Immunomedics continues to be irritating. They are relentless in their promotion of their TNBC unicorn that has an SN-38 payload that’s – what is it? – four billion times as potent as irinotecan? Does that mean the patients will survive four billion times as long? IMMU has years of follow-up on these subjects by now, but we’ve only been fed the same tiny nibbles of data over and over; as a reminder, it was a 30% response rate on a cohort of MGH dream patients. This won’t hold up in phase 3, but IMMU got FDA to accept their BLA on Glitter Unicorn-umab on P1/2 data, with a PDUFA date set for January. It’s hard to call whether they’ll get approved or be forced to wait for the P3, but if they do get approved, here’s hoping they go away for a while. With weak data, IMMU should be pretty well trapped in the third-line setting, and we can let more interesting agents (and study designs) sort out earlier lines of TNBC treatment.

With all this activity and so many viable drug candidates, I’m wondering if investors aren’t being more forgiving of Mersana in part because we don’t really need them.
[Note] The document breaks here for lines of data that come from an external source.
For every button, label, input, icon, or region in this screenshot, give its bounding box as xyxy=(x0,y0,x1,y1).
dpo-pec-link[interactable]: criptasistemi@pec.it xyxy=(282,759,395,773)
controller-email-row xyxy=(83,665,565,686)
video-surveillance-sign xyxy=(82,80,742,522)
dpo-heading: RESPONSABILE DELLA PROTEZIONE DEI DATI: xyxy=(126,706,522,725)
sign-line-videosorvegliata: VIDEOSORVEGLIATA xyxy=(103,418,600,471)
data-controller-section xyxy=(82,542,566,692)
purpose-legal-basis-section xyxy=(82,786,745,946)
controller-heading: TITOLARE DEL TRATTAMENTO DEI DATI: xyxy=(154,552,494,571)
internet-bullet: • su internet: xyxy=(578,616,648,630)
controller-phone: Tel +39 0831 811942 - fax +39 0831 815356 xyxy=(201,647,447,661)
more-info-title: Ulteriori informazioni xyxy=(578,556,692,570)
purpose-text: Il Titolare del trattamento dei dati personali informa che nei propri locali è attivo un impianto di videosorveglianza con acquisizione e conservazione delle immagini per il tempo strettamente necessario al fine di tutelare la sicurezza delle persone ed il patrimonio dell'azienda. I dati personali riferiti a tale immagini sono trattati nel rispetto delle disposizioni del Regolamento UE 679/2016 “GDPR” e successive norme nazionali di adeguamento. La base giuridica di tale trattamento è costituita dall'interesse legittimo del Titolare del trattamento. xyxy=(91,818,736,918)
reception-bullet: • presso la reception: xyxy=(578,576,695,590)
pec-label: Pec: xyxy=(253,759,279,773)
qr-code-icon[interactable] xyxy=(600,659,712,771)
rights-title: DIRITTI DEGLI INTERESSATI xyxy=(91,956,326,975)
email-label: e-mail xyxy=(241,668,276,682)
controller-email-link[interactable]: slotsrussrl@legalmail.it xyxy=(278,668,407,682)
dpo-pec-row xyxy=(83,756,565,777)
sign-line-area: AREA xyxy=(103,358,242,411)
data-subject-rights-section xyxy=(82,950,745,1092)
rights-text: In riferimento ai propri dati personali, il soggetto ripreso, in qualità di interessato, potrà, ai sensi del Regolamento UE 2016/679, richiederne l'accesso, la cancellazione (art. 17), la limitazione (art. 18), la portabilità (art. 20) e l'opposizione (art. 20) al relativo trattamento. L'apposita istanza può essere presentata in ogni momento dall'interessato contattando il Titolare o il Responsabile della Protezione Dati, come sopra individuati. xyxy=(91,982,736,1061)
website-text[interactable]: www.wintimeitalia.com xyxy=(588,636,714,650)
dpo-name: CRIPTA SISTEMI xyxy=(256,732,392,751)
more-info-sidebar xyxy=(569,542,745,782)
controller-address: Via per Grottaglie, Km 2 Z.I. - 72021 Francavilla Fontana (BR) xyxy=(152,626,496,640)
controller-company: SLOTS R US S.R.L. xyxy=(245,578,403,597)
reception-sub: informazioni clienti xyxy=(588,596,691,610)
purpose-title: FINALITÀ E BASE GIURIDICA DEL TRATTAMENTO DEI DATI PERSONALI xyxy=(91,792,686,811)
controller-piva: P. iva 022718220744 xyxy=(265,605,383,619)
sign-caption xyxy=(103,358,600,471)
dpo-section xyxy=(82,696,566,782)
We have some near-term approvals coming that will significantly increase the number of ADCs on the market, but the big change since T-DM1 in 2013 is that we’re now fully committed to combination therapy. Targeted drugs with manageable toxicity profiles are making creative cocktails possible, and the results are a lot more compelling than what we’re seeing in the box-checking monotherapy trials that get these agents approved. For instance, T-DM1 performs well on its own, but we’ve already been teased with a 60% response rate when you pair the drug with neratinib. It’s never been easy to enroll a phase 1, but when the sky’s the limit on combos where there’s already some comfort and clinical experience, the competition for patients and investigators is going to intensify.